A new method that leads to the formation of specialized tissue cells could improve the understanding of neurodegenerative diseases, inflammatory diseases and cancer.

 

A new method that leads to the formation of specialized tissue cells could improve the understanding of neurodegenerative diseases, inflammatory diseases and cancer.

Macrophages are specialized cells involved in tissue development, repair and immunity. Macrophage communities in several types of tissues are derived from ‘yolk-sac precursor cells’, named primitive macrophages, planted there during early embryonic development. Isolating these precursor cells in sufficient numbers to study them has proven challenging.

An international team of researchers has found a breakthrough solution to this problem – developing a revolutionary protocol to induce the formation of primitive macrophages that are very similar to those derived from the yolk-sac. This will enable scientists to study primitive macrophage-derived cells in vivo, which is a critical step in advancing our understanding of various inflammatory diseases, cancer, and neurodegenerative diseases such as Alzheimer’s disease. The study was led by Dr Florent Ginhoux from the Singapore Immunology Network (SIgN), a research institute under Singapore’s Agency for Science, Technology and Research (A*STAR), together with Japan’s Kyoto Pharmaceutical University. 

The team started with induced pluripotent stem cells (iPSCs): adult cells that are reprogrammed into an embryonic state, and are then directed to develop into any type of cell. By modifying currently available strategies, they were able to induce the formation of iPSC-derived primitive macrophages (iMacs) that are genetically, physically, and functionally similar to primitive yolk-sac-derived macrophages. 

When they cultured iMacs with iPSC-derived neurons (nerve cells present in the brain), or transferred them into mouse brains, the iMacs developed into microglia, the resident macrophages of the central nervous system. The team also grafted the iMacs into the lungs of mutant mice with pulmonary alveolar proteinosis (PAP), a rare genetic lung disease. The iMacs matured into specialized lung macrophages that cured the disease, suggesting that iMacs could be used for cellular therapy treatment for various diseases.

The team also successfully developed iMacs from iPSCs derived from a patient with familial Mediterranean fever, a genetic disease characterized by recurrent fever and painful inflammation of the abdomen, chest and joints. The iMacs showed an excessive inflammatory response similar to that present in diseased individuals and can be used now as a cellular model to study the disease.

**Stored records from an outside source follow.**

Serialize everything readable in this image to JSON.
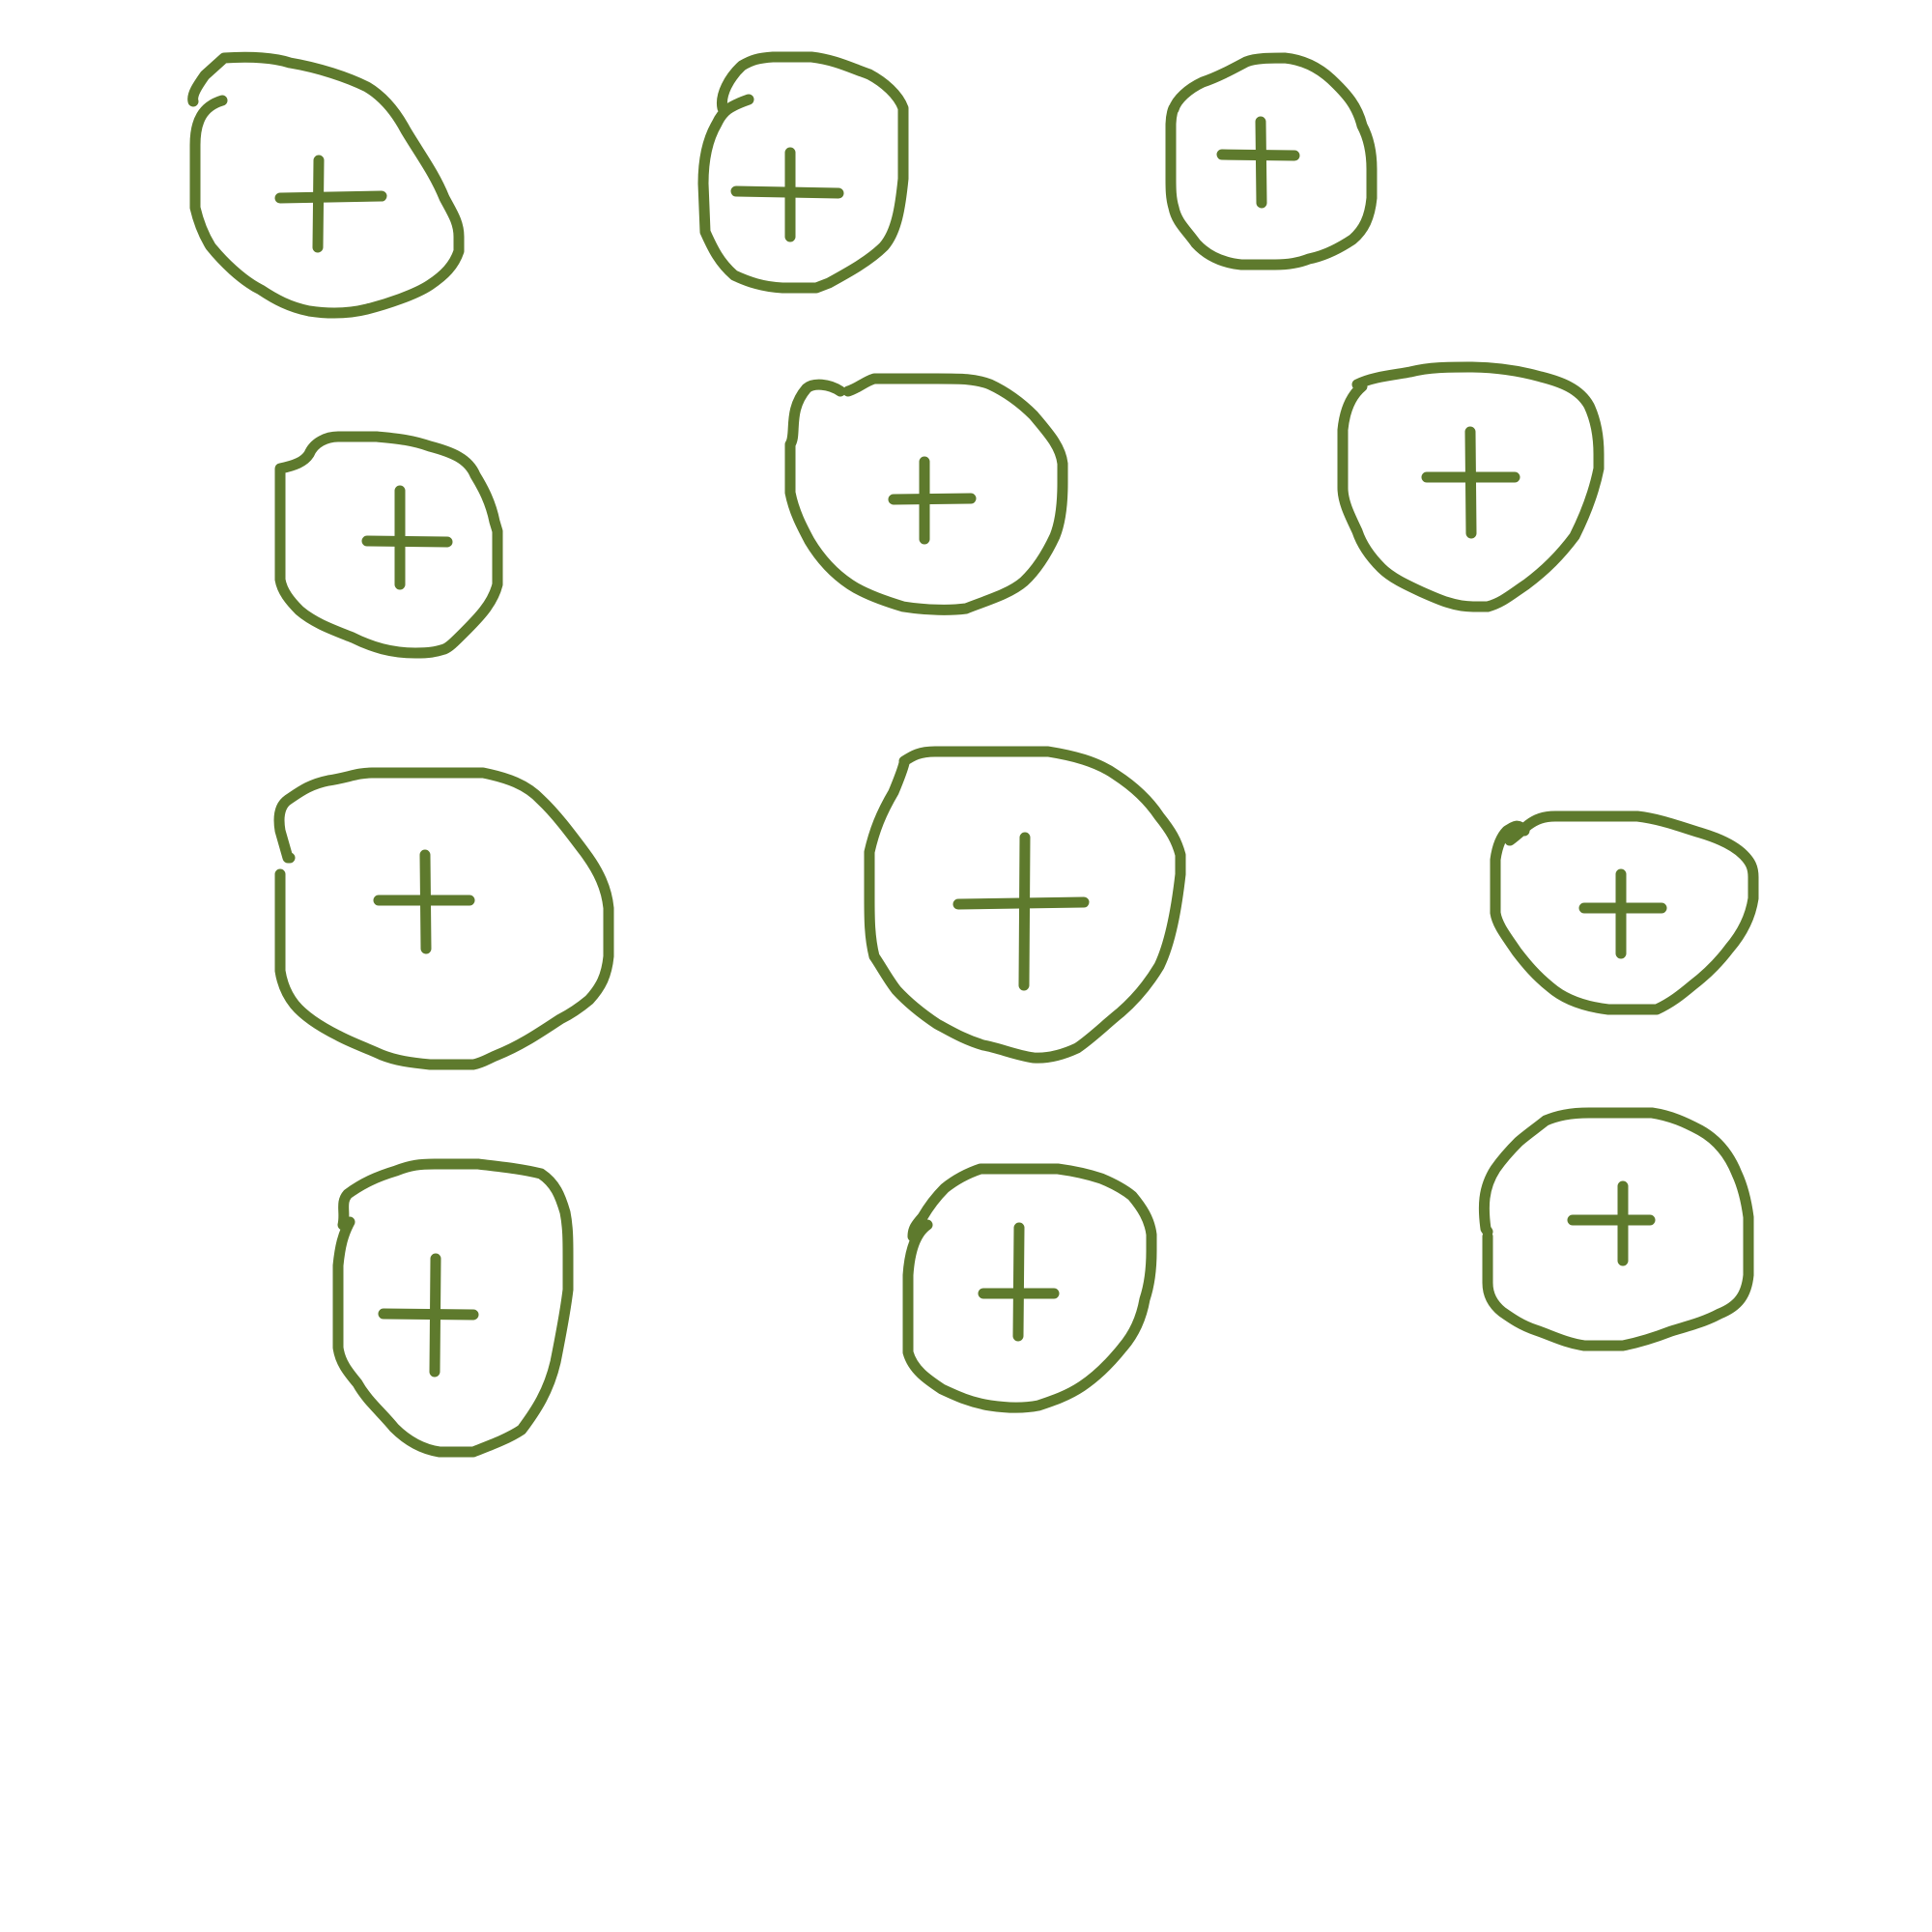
{
  "canvas": {
    "background_color": "#ffffff",
    "stroke_color": "#5e7a2d"
  },
  "drawing": {
    "shape_count": 12,
    "shape_icon": "circled-plus-icon",
    "rows": [
      {
        "label": "row-1",
        "shapes": 3
      },
      {
        "label": "row-2",
        "shapes": 3
      },
      {
        "label": "row-3",
        "shapes": 3
      },
      {
        "label": "row-4",
        "shapes": 3
      }
    ]
  }
}
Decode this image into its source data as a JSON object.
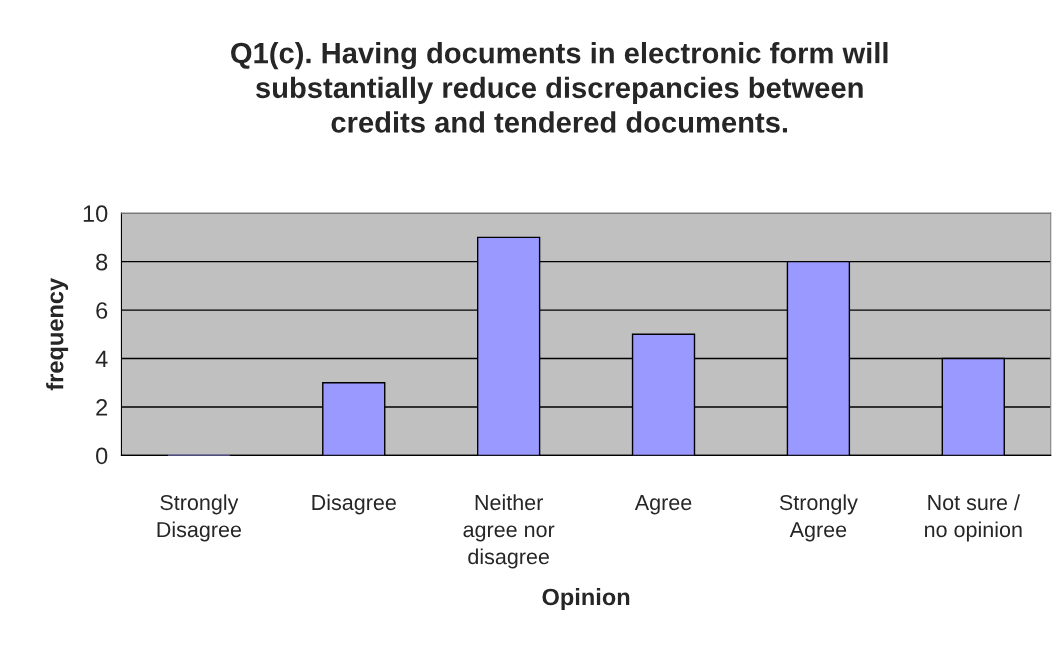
{
  "chart_data": {
    "type": "bar",
    "title": "Q1(c). Having documents in electronic form will\nsubstantially reduce discrepancies between\ncredits and tendered documents.",
    "xlabel": "Opinion",
    "ylabel": "frequency",
    "categories": [
      "Strongly\nDisagree",
      "Disagree",
      "Neither\nagree nor\ndisagree",
      "Agree",
      "Strongly\nAgree",
      "Not sure /\nno opinion"
    ],
    "values": [
      0,
      3,
      9,
      5,
      8,
      4
    ],
    "color": "#9999ff",
    "ylim": [
      0,
      10
    ],
    "yticks": [
      0,
      2,
      4,
      6,
      8,
      10
    ],
    "grid": "y"
  }
}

The new protocol, which has been patented by A*STAR, also yields a larger number of macrophages that more accurately represent their natural development in the body than previous methods. 

The results demonstrate that the new protocol “could help to overcome the limitations placed on research into certain rare-disease entities by the lack of an adequate supply of disease-specific primary cells, and they might facilitate the development of novel therapeutic approaches, in particular for patients with PAP,” write the researchers in their recently-published study in the journal Immunity.